Trotz zahlreicher Extra-Erhöhungen der Pensionen lag nur die Steigerung bei Empfängern einer Ausgleichszulage seit 2004 deutlich über der Teuerungsrate. Besonders Bezieher höherer Pensionen kamen zum Handkuss.


Für Bezieher niedrigerer Pensionen wird es kommendes Jahr eine außertourliche Erhöhung ihrer Pensionen geben. Die Maßnahme, die in der türkis-grünen Regierung politisch akkordiert ist, wird voraussichtlich im November im Nationalrat beschlossen. Das ist notwendig, da die gestaffelte Pensionserhöhung, bei der ab 2021 Mindestpensionisten auf eine Ausgleichszulage von 1.000 Euro brutto im Monat kommen, von der generellen gesetzlichen Vorgabe für die Anpassung von 1,5 Prozent abweicht.

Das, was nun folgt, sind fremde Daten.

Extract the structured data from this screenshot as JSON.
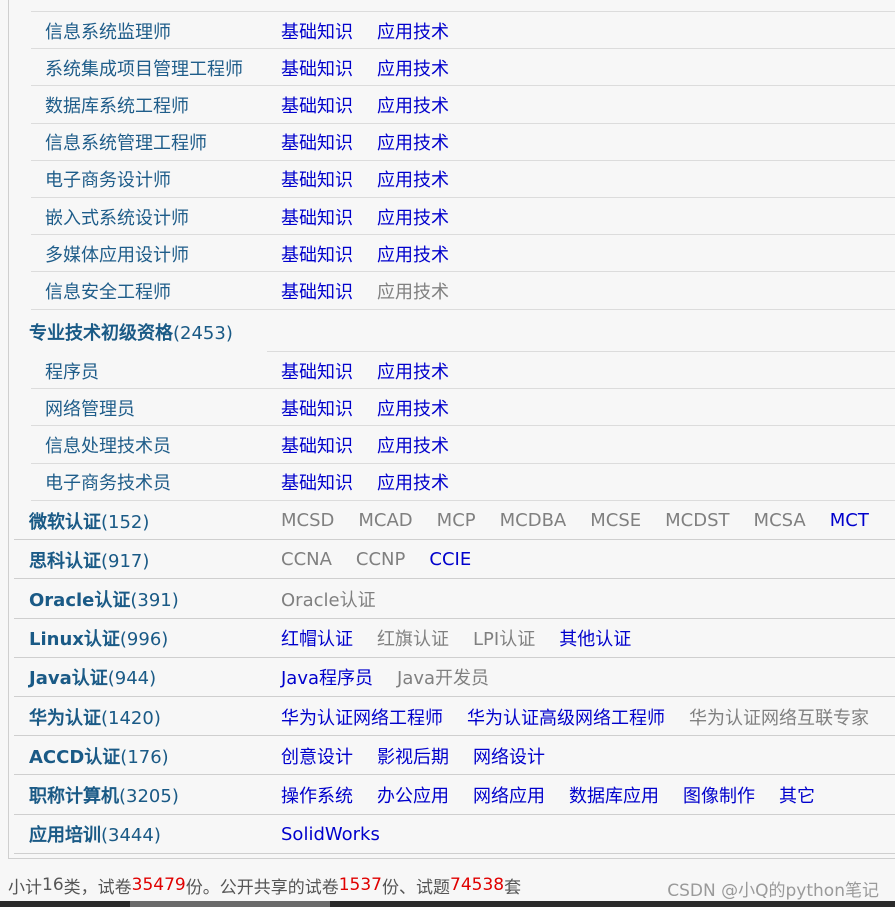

Die gut 200.000 Bezieher einer Ausgleichszulage, vielfach als Mindestpensionisten bezeichnet, sind jener Personenkreis, der in den vergangenen Jahren am meisten von den Pensionserhöhungen profitiert hat. Hingegen hat der Großteil der mehr als zwei Millionen Pensionsbezieher seit 2004 an Kaufkraft verloren.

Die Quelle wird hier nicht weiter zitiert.